Stone’s career would never be the same. “After JFK I had crossed a watershed,” he said at the conference. “I could never come back. It was vilifying and humiliating.” A corollary to the controversy, the federal government, spurred by the movie, released new JFK-related documents.
Not being able to shake the caricature of provocateur-filmmaker became “a bore,” Stone told a packed audience in the Bart Luedeke Center. “You make more movies, you work hard, you refresh yourself and you get dragged back to the cliché.”
In addition to the conference, Stone’s movies were also projected weekly on campus this semester.

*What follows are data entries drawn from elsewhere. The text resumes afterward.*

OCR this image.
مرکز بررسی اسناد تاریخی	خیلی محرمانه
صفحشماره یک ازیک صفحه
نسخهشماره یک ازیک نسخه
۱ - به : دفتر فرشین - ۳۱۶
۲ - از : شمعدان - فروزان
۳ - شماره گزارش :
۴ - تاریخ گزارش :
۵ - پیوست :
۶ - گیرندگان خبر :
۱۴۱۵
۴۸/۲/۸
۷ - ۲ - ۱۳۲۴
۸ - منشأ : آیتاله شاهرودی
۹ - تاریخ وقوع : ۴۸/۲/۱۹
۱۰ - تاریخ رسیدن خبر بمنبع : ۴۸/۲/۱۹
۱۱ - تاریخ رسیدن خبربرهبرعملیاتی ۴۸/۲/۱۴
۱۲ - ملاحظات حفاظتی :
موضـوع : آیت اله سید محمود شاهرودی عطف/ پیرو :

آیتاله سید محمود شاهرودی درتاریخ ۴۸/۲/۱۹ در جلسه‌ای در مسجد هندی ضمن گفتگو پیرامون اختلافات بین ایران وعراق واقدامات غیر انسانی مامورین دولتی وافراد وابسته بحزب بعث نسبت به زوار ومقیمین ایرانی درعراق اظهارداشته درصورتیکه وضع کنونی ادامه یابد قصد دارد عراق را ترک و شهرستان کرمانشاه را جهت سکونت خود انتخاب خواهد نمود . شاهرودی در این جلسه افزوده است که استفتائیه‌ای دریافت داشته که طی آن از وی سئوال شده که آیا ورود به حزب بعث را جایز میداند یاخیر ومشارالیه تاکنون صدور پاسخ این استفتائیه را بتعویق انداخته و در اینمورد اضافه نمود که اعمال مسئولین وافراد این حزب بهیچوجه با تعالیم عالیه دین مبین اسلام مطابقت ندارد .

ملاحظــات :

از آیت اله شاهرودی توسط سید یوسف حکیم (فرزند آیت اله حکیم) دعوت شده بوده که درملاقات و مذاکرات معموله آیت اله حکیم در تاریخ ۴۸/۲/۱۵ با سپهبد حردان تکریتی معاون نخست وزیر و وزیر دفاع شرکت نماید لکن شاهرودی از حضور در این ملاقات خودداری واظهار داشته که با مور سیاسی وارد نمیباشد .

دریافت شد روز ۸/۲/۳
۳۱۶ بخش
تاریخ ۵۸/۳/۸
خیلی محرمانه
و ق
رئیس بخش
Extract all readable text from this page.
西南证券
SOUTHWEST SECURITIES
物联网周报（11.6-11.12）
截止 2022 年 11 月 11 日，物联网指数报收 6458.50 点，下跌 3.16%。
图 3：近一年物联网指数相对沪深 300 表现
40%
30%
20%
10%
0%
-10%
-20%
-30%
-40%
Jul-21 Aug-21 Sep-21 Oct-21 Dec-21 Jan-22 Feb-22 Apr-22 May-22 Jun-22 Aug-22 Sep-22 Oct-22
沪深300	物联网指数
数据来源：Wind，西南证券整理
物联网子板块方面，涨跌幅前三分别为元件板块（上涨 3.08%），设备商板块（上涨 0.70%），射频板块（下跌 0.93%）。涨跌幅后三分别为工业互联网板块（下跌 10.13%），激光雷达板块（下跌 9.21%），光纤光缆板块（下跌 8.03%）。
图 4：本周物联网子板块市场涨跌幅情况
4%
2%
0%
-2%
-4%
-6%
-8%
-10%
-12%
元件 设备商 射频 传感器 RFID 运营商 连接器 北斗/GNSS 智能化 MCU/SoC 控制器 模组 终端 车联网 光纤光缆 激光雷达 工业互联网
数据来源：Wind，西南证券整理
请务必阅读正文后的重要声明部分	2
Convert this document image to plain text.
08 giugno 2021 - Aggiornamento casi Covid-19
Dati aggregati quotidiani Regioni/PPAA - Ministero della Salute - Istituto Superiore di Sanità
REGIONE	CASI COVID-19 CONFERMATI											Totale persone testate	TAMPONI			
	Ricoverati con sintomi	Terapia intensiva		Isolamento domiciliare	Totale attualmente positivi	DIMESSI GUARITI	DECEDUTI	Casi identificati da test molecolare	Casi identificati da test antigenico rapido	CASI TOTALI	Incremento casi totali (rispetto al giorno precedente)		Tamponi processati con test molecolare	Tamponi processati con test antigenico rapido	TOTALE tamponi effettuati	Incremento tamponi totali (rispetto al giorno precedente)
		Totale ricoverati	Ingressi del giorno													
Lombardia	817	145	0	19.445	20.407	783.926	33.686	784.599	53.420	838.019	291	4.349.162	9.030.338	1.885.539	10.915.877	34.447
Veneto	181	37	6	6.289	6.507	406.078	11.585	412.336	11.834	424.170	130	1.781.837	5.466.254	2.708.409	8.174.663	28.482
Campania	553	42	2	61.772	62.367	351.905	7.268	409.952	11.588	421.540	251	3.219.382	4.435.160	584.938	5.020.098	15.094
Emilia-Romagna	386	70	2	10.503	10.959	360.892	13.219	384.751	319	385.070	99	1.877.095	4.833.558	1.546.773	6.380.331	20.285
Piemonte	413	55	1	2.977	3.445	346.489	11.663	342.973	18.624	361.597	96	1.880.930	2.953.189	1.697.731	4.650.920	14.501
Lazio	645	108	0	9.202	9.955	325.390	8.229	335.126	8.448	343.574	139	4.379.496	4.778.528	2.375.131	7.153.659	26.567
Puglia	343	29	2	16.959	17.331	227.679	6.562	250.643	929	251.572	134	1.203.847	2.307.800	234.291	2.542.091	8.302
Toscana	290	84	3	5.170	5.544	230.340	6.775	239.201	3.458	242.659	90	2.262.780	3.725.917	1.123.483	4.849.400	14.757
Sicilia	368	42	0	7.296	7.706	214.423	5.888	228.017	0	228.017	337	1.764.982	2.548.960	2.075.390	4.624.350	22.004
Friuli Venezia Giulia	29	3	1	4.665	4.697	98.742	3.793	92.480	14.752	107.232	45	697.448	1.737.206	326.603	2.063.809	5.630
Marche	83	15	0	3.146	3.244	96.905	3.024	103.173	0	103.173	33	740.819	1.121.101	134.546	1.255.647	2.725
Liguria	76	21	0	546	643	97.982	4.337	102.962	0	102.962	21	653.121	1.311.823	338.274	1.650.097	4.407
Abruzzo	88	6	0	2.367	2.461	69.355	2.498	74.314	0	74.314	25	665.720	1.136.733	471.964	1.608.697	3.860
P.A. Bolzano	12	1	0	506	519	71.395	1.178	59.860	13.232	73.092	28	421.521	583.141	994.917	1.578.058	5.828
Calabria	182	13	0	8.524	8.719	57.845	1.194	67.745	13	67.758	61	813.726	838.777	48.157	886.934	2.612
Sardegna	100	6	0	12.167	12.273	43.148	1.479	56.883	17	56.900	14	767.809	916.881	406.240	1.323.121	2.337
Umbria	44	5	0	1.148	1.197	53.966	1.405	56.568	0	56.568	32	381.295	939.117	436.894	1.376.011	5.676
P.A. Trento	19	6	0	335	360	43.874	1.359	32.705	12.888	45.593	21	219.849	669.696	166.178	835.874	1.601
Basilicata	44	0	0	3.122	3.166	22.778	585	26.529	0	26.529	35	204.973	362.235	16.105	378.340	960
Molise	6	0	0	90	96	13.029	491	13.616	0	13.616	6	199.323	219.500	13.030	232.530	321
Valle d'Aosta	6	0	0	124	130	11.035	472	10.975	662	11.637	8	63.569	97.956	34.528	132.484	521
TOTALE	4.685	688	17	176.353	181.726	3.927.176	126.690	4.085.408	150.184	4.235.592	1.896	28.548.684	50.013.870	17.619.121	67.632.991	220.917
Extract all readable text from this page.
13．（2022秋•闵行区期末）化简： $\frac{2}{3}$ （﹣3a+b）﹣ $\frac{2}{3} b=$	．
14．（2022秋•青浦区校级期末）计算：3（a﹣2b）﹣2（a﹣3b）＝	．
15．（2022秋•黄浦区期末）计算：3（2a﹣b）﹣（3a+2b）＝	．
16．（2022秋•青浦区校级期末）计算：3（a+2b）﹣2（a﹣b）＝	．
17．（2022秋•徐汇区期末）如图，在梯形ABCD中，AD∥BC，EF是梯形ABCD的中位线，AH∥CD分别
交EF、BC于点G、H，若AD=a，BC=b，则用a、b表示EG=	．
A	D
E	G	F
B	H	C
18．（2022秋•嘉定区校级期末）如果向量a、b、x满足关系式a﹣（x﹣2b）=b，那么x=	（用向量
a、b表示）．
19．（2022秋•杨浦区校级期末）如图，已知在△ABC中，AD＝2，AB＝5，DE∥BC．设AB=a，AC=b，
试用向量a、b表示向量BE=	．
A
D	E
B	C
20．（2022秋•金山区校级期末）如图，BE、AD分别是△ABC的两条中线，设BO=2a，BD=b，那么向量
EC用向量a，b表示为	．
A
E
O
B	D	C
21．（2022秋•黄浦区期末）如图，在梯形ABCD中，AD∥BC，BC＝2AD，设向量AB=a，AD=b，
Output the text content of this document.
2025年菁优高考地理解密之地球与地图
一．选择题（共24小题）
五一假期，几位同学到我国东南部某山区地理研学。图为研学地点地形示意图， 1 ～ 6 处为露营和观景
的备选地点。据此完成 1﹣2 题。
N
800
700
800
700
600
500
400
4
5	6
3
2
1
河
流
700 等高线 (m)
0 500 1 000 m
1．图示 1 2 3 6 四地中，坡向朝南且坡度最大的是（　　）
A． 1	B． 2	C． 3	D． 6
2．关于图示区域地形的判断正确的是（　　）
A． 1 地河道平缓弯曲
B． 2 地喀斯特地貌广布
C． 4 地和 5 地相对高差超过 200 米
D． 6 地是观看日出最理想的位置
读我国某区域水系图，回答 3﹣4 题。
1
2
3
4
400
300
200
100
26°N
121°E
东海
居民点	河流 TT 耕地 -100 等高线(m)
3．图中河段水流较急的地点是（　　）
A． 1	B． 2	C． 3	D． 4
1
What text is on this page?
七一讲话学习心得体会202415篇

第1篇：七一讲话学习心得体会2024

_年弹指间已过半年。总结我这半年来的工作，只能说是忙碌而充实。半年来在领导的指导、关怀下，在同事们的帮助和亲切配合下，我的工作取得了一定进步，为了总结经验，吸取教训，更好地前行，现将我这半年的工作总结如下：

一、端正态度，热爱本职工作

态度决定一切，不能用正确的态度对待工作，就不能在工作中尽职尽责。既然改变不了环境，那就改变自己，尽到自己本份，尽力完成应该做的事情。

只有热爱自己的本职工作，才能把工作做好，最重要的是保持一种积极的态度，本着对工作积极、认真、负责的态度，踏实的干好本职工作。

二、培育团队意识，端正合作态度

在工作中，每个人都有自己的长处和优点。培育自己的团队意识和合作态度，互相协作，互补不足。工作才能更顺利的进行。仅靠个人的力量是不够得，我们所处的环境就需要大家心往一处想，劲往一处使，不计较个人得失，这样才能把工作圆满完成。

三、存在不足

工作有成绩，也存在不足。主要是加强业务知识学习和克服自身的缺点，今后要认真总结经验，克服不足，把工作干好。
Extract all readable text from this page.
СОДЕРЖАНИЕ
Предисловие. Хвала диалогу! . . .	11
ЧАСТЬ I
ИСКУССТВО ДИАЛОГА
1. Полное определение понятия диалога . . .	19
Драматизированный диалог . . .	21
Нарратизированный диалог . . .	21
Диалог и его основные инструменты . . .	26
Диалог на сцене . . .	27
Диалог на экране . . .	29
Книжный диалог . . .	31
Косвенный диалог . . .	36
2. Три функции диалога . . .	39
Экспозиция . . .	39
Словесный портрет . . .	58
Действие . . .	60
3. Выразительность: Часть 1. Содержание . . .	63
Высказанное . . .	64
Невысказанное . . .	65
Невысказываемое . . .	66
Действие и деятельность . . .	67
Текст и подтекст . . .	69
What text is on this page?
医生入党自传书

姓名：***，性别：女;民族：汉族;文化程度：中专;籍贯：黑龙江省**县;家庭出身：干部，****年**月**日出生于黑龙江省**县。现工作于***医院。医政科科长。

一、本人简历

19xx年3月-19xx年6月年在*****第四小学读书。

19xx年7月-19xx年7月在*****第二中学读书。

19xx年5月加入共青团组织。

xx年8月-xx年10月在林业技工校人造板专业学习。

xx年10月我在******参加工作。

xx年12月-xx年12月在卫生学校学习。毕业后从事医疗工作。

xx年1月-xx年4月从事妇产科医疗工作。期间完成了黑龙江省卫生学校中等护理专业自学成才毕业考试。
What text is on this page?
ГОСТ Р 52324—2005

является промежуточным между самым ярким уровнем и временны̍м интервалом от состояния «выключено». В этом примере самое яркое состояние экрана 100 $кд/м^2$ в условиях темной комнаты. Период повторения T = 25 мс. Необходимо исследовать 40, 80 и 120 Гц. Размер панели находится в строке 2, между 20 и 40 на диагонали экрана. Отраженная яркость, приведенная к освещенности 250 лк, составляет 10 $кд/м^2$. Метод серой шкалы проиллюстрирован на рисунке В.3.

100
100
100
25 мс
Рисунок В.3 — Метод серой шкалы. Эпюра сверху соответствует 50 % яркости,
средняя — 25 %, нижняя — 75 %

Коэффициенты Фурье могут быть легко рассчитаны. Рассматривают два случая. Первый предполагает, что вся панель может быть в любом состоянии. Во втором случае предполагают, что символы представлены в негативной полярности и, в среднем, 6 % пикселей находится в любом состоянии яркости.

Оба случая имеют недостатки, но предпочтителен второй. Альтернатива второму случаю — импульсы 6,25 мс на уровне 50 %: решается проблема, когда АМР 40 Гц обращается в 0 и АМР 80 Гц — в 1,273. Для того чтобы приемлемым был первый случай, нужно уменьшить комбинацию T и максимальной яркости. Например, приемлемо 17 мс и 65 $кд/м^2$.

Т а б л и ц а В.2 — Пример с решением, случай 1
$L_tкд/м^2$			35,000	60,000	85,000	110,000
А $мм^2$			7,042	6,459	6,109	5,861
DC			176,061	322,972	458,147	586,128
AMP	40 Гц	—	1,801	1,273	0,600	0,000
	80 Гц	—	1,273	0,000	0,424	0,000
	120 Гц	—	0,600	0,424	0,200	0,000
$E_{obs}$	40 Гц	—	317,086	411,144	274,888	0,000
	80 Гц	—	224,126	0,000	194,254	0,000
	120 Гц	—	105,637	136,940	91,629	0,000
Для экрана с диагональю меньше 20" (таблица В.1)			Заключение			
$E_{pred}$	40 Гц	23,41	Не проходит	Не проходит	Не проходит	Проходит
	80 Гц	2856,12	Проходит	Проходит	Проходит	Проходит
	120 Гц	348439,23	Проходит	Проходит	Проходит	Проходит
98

Stone’s effect of juicing conspiracy theories may live on. Surveying his students on the first day of class, Castagnera, associate professor of Legal Studies and American Studies, reports that 29 of 30 believed the assassination was a result of conspiracy. Each of them has spent the semester building a case around their judgment, and the final exam will ask them to prove their theory in a way that would hold up in court.
On Nov. 9, about 50 students traveled to the Newseum in Washington, D.C., which has on display two new exhibits on the 35th president, as well as an original documentary.
The result of these cross-departmental efforts has been to bring context to a presidency cut short by a bullet and a man who was a potent if complicated symbol of change. Kennedy called for the end of segregation and inspired a moon landing. He put boots on the ground in Vietnam and averted nuclear war in Cuba. The youngest president ever elected to office, he relieved its oldest. No Catholic before him had ever held the presidency.
“The assassination was a shock wave,” says Lucia, who came home as a 9 year old on Nov. 22, 1963, to find her mother crying. “There was suddenly the feeling of returning to a time we had hoped we transcended.”